What does it look like?

There are a variety of different presentations of lichen planus - most patients present with the 'reticular' variety, with a lacy white 'rash' inside the cheeks or on the sides of the tongue. It is usually bilateral - ie present on both the right and left. There are however a number of other presentations - including 'plaque' type and 'erosive'. Your surgeon will explain to you which type you have.

How is it diagnosed?

Sometimes the diagnosis can be made by an experienced clinician looking inside your mouth (or at your skin), but some patients require a small biopsy specimen to be sent to a pathologist in order to confirm the diagnosis.

How will I be treated?

Some patients don't require any treatment at all as they don't have any symptoms and are merely referred by their dentist or doctor to confirm the diagnosis. Other patients have very sore mouths, and require treatment with steroids (usually as a mouthrinse).

Will it go away?

Sadly we cannot cure lichen planus, but we can help you to manage it. Some patients require a number of different medications before they find one that is helpful - but your surgeon will explain this. Occasionally your symptoms (if you have any) will disappear for a long time, only to return many years later. This is difficult to predict.
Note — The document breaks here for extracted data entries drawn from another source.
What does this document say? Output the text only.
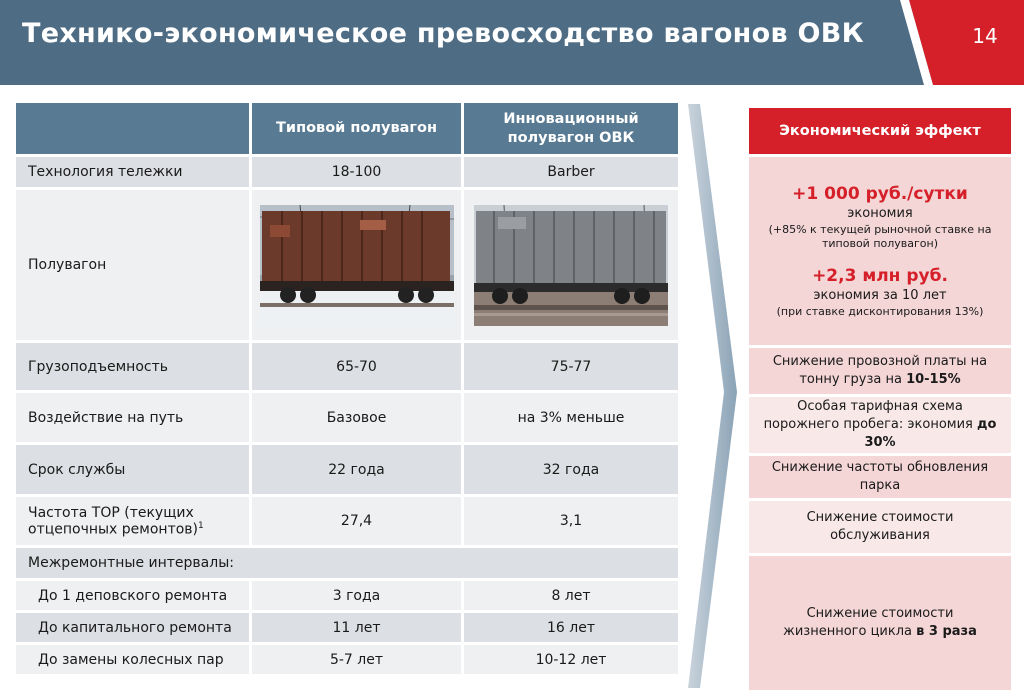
Технико-экономическое превосходство вагонов ОВК	14
	Типовой полувагон	Инновационный полувагон ОВК

Технология тележки	18-100	Barber
Полувагон	

Грузоподъемность	65-70	75-77
Воздействие на путь	Базовое	на 3% меньше
Срок службы	22 года	32 года
Частота ТОР (текущих
отцепочных ремонтов)$^1$	27,4	3,1
Межремонтные интервалы:		
До 1 деповского ремонта	3 года	8 лет
До капитального ремонта	11 лет	16 лет
До замены колесных пар	5-7 лет	10-12 лет
Экономический эффект
+1 000 руб./сутки
экономия
(+85% к текущей рыночной ставке на типовой полувагон)
+2,3 млн руб.
экономия за 10 лет
(при ставке дисконтирования 13%)
Снижение провозной платы на тонну груза на 10-15%
Особая тарифная схема порожнего пробега: экономия до 30%
Снижение частоты обновления парка
Снижение стоимости обслуживания
Снижение стоимости жизненного цикла в 3 раза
Apart from medicines, what else can I do?

Avoid foods that make your symptoms worse, and try changing your toothpaste to a children's variety - this is less likely to upset the delicate skin inside your mouth. Some patients have a 'rash' or condition that looks like lichen planus, but is related to metal fillings. Sadly even if the metal filling is removed and replaced, this does not mean that the 'rash' will go away.